1 According to Deutscher, “The response to Myrdal is excited and identificatory. She is drawn to the breadth, multidisciplinary nature, and size of his project and states her attraction to the idea of being the object of that kind of extended intimacy with the reader” (Deutscher Reference Deutscher2008, 80). As Beauvoir herself notes in a letter to Nelson Algren, “I should like to write a book as important as this big one about Negros” (80).

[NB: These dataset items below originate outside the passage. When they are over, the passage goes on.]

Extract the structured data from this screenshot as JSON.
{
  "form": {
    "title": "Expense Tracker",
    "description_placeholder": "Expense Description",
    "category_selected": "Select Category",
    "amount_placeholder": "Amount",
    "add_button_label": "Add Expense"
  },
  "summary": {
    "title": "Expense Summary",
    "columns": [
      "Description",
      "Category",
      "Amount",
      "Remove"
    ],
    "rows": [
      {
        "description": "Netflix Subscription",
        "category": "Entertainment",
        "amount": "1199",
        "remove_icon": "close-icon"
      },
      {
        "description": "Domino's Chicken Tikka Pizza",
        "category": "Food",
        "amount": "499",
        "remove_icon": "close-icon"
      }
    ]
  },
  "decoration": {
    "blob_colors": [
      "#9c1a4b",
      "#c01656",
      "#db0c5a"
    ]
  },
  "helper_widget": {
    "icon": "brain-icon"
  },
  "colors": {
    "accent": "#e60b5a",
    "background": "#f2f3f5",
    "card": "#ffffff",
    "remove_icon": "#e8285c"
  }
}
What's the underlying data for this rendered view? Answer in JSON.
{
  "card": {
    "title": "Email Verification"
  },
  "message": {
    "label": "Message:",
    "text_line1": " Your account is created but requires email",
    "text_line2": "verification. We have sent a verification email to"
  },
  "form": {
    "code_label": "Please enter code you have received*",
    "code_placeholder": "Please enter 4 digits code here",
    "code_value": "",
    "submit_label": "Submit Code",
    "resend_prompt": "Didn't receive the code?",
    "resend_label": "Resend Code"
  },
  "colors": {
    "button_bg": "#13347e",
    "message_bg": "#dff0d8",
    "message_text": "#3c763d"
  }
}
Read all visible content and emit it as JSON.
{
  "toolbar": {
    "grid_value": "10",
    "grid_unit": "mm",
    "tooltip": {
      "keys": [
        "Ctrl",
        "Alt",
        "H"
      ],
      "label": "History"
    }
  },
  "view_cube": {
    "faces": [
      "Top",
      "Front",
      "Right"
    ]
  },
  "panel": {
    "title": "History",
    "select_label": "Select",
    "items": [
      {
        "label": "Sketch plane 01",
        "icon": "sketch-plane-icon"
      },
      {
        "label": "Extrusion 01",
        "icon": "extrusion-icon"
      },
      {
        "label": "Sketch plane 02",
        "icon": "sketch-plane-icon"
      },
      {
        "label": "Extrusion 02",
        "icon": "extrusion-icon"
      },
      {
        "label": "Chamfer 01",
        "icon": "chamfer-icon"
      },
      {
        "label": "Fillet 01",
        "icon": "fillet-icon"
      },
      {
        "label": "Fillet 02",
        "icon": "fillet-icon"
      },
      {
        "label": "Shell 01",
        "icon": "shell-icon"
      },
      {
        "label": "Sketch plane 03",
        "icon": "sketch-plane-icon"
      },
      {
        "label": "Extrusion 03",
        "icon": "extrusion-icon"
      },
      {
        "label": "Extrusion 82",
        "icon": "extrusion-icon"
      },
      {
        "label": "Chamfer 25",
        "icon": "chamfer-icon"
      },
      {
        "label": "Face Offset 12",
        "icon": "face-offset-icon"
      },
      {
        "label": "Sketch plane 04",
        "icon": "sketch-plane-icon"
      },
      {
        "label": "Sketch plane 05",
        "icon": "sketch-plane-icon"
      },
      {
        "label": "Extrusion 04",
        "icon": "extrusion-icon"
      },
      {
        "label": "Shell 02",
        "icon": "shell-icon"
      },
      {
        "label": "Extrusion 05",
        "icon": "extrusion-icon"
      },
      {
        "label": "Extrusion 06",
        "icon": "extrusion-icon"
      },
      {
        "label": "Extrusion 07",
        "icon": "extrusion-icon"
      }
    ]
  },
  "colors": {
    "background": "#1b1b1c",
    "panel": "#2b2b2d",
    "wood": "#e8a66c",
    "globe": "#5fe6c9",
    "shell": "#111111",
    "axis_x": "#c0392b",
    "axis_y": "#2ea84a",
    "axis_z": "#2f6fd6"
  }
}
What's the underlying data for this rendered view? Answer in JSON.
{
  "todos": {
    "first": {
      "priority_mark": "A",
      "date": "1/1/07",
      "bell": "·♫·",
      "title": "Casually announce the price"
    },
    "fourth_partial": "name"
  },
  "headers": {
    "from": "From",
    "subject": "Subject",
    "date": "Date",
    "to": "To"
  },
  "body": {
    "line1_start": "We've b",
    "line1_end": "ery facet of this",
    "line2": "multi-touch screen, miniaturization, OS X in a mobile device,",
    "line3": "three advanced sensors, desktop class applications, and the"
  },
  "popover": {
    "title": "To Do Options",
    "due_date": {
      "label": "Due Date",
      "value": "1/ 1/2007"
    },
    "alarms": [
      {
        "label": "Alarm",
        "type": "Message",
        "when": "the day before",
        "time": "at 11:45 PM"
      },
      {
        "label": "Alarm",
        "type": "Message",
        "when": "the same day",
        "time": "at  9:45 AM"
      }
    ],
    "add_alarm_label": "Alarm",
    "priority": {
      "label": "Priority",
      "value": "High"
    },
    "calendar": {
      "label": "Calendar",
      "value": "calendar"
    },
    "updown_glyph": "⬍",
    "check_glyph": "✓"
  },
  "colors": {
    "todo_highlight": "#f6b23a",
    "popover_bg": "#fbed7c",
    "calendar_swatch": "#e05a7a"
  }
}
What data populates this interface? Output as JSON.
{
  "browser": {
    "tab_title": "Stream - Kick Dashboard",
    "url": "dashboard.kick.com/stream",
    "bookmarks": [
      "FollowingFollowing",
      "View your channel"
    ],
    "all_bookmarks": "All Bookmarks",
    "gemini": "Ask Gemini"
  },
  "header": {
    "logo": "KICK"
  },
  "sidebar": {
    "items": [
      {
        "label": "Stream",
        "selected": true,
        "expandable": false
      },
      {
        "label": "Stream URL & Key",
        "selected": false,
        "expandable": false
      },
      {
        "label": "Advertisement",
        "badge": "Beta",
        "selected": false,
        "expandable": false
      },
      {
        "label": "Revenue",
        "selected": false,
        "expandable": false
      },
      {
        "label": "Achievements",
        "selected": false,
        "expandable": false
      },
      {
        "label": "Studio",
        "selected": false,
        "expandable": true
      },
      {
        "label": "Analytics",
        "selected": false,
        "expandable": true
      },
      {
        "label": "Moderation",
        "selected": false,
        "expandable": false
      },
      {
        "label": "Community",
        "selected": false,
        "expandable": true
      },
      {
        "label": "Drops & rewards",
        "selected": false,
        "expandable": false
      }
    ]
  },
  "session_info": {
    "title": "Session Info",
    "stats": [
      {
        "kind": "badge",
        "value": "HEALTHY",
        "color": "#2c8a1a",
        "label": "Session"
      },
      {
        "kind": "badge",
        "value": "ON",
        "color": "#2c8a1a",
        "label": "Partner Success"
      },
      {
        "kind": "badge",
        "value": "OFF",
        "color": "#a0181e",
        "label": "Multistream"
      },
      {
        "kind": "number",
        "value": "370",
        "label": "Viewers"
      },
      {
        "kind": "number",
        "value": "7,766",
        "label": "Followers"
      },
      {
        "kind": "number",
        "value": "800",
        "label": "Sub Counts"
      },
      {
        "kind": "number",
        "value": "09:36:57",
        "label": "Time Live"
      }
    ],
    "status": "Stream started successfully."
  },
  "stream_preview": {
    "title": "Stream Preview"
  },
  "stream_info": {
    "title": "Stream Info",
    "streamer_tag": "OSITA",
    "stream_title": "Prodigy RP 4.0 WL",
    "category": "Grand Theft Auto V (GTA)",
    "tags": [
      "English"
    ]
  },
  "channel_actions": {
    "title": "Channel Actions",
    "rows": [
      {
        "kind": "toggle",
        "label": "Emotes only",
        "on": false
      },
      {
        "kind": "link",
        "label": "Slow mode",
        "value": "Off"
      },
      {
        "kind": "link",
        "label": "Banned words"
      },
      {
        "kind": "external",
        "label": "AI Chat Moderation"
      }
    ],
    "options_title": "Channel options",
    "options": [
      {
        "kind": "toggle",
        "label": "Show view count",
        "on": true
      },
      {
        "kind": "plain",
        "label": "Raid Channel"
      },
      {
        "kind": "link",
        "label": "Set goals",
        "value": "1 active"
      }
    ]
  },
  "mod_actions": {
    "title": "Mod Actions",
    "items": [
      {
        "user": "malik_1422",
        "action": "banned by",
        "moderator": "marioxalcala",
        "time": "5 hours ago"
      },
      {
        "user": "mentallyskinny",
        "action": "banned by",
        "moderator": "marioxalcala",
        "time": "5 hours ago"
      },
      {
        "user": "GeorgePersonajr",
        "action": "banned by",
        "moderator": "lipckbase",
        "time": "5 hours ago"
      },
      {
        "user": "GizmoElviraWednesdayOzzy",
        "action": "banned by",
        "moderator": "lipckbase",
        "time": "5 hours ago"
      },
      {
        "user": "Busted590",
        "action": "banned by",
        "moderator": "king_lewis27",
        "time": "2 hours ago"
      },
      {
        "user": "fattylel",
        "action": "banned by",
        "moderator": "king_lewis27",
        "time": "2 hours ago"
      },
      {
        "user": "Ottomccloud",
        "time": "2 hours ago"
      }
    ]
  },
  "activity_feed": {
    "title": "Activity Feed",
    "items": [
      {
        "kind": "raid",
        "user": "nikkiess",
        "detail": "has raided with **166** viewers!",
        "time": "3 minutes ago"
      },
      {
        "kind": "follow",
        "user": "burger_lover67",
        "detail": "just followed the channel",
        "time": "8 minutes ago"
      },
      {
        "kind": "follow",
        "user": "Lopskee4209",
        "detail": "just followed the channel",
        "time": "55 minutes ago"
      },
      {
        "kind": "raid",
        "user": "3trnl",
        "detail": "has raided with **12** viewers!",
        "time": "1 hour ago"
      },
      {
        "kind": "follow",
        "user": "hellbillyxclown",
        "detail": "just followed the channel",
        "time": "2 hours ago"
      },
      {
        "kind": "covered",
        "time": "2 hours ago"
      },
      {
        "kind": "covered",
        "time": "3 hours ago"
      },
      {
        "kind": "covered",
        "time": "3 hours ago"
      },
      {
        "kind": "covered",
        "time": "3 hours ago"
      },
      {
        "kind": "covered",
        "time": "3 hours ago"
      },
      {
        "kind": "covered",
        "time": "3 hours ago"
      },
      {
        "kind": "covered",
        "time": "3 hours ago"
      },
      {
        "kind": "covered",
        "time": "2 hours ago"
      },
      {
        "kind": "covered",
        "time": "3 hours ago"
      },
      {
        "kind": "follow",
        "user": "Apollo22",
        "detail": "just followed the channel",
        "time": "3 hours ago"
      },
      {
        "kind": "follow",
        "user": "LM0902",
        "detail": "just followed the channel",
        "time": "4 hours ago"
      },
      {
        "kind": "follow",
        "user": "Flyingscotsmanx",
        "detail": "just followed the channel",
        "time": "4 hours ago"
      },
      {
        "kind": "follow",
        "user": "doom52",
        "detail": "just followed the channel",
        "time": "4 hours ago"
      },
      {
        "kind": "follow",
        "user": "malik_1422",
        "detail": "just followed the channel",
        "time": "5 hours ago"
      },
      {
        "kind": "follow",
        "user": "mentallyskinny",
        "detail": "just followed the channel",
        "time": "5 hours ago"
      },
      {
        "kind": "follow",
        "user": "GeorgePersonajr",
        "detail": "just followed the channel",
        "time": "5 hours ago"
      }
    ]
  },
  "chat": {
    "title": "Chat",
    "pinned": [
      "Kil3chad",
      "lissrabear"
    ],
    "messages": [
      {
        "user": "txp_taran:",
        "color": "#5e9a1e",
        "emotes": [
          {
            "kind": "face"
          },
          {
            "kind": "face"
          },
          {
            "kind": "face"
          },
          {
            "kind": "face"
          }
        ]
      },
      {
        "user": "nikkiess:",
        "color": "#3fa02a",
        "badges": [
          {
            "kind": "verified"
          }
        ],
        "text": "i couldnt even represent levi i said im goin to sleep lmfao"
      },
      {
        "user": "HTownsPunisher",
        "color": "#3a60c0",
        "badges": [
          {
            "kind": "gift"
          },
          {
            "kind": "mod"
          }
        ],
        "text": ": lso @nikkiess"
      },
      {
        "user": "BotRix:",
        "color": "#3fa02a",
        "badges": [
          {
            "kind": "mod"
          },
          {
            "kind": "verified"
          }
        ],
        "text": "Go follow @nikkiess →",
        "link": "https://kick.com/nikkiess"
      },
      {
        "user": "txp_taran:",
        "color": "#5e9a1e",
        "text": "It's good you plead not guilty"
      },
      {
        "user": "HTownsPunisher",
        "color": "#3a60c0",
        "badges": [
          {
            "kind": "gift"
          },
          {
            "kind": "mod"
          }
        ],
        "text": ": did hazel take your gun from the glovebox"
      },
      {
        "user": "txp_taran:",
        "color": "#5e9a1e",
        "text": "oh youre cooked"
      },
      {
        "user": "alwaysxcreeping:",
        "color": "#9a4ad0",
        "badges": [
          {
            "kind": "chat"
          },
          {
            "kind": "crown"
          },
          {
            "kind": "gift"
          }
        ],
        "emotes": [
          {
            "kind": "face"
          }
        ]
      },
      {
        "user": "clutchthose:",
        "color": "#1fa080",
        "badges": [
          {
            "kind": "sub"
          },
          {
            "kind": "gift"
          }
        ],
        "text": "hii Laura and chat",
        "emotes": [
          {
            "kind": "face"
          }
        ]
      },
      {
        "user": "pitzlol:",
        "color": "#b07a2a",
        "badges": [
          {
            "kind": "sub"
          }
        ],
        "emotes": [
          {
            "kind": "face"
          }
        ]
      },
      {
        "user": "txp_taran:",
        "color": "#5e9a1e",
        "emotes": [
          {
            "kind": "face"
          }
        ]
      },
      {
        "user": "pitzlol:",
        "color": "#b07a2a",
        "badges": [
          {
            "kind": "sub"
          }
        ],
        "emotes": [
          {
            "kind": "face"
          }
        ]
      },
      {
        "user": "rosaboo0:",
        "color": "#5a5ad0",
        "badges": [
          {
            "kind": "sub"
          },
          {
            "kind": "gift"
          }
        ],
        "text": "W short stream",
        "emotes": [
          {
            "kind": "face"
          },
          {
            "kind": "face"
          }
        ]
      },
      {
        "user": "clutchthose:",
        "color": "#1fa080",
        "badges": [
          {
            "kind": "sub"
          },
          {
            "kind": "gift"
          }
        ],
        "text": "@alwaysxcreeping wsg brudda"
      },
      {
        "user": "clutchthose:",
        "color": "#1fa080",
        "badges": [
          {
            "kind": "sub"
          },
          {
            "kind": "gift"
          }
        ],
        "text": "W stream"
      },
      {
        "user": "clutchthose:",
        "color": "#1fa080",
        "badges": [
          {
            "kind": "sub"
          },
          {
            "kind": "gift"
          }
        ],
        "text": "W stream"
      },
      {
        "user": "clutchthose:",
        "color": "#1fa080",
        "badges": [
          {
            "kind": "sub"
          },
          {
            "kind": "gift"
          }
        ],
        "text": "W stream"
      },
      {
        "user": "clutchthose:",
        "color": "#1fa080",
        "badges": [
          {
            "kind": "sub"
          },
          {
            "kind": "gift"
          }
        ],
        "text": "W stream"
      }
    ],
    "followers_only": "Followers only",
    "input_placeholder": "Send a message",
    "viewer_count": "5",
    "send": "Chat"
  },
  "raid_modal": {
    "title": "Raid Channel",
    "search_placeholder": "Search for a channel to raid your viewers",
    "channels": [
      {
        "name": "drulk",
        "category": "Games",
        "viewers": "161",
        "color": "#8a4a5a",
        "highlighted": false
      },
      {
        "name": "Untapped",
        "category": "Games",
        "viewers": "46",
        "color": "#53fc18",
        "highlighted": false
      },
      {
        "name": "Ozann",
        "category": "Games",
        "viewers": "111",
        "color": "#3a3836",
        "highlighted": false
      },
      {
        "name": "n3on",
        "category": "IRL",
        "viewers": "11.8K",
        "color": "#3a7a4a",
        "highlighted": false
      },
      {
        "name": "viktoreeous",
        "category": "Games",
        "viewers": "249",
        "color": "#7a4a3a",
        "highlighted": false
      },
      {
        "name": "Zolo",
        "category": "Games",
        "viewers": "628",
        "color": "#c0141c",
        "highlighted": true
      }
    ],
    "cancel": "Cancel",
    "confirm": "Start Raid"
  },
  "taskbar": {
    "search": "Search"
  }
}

2 La Revue du monde noir was also circulated among and read by Black Americans in the United States including, for example, Anna Julia Cooper whose archived papers at Howard University's Moorland-Springarn Center includes an original issue priced at 7 francs 50 or 30 cents US. The issue contains contributions including: “Race Equality” by Louis-Jean Finot, “The Creole Race” by Maître Jean-Louis, a poem by Claude McKay, and “A Negro Woman speaks at Cambridge and Geneva” by Paulette Nardal. This is just one example of the international connections and collaborations between Black women intellectuals throughout the African diaspora. Of course, these connections and collaborations were already evident insofar as Clara Shepard, a Black American woman fluent in English and French, served as one of the editors of the Review.

3 Surrealism has been emphasized in the writings of both Aimé and Suzanne Césaire (see Sharpley-Whiting Reference Sharpley-Whiting2002; Reference Sharpley-Whiting, Bernasconi and Cook2003; Perina Reference Perina2009, 1).